On the other hand, cord blood banking holds many opportunities. As more families become aware of the benefits of cord blood banking, the demand for these services is expected to increase. However, this still needs to overcome the challenges of getting the right information regarding cord blood banking across.
Research and development can benefit significantly from cord blood and this is an opportunity for cord blood banks as we move towards the era of personalized medicine and cell and gene therapies. Cord blood and tissue, which contain mainly hematopoietic stem cells, can be a starting material for the development of many new therapies, especially for the treatment of autoimmune diseases and hemato-oncology.

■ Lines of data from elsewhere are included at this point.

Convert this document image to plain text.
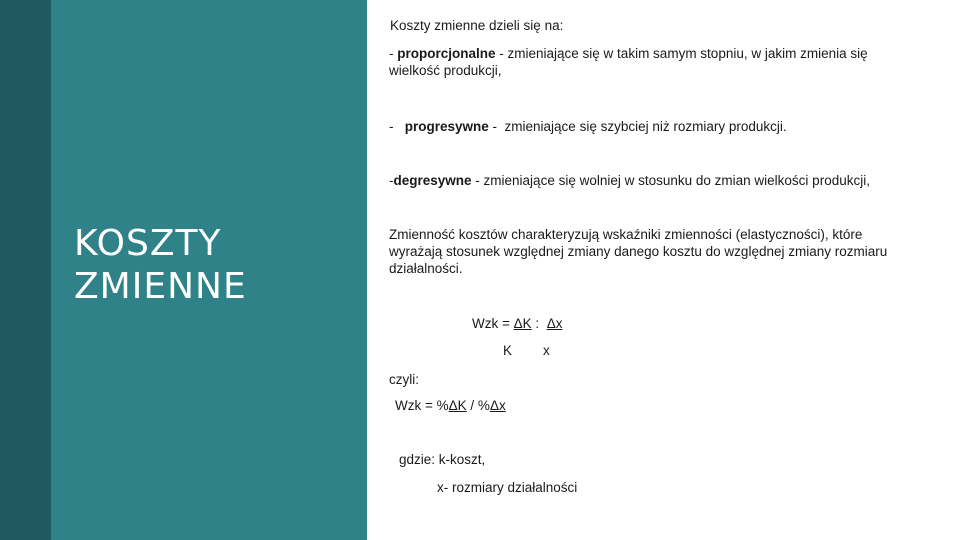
KOSZTY
ZMIENNE
Koszty zmienne dzieli się na:
- proporcjonalne - zmieniające się w takim samym stopniu, w jakim zmienia się wielkość produkcji,
-   progresywne -  zmieniające się szybciej niż rozmiary produkcji.
-degresywne - zmieniające się wolniej w stosunku do zmian wielkości produkcji,
Zmienność kosztów charakteryzują wskaźniki zmienności (elastyczności), które wyrażają stosunek względnej zmiany danego kosztu do względnej zmiany rozmiaru działalności.
Wzk = ΔK :  Δx
K x
czyli:
Wzk = %ΔK / %Δx
gdzie: k-koszt,
x- rozmiary działalności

Challenges include the debate over private versus public banking. In the US, cord blood and stem cells are used more widely in the clinic than in Europe. While there is a great deal of high-quality research taking place in Europe, it tends to be in the US that most of the knowledge gained from this research is translated into actual treatments as there is far more investment and openness to these novel approaches and clinical trials in the US, as was mentioned in the panel “Biotech financing, where are we going in 2023”.
Further potential challenges faced by cord blood banks include a decreased number of births, which reduces the number of clients for banks, as well as the negative perception of consumers towards cord blood banking in relation to privacy and cost. However, most of the issues related to public awareness could be solved by providing better and more accurate information and via effective marketing campaigns. This could increase the demand for cord blood banking.
Much of the debate regarding cord blood banking comes from the “public vs family” dispute. Tomasz stressed that it is important to move away from a “versus” approach and towards an “and” approach, where both “public and family banking” work together collaboratively. At present, around 95% of cord blood is discarded. Proponents of cord blood banking believe that parents should be informed about all the cord blood opportunities available so that they can make an informed decision. They also advocate that while donation for public health is encouraged and should be encouraged, a family´s rights to choose should also be respected and that we should start to work towards hybrid models of cord blood banking where possible.
FamiCord is a cord blood bank that offers high quality cord blood banking. They work closely with local laboratories and authorities and offer and implement public, private and hybrid banking. FamiCord is currently developing new business lines to foster stem cells therapies. They have used WJ-MSC (Wharton Jelly’s Mesenchymal Stem Cells) to treat cerebral palsy and have treated 152 children with an allogeneic dose of WJ-MSC (1×106/kg of brain weight). The therapy was found to be both safe and well tolerated and improvement was observed, correlating with age. (Chroscinska-Krawczyck, Zdolinska-Malinowska; submitted; Int.J.Mol.Sci. 2023)
According to Tomasz Baran, cord blood banking represents “one more chance” to treat rare disorders, whether it applies to oneself, a family member or to an unknown recipient of the material, depending on the banking approach. Ultimately, cord blood banks are essential for the development of novel therapies and personalized medicine. However, different challenges and opportunities are faced by cord blood banks depending on the country that they are based in.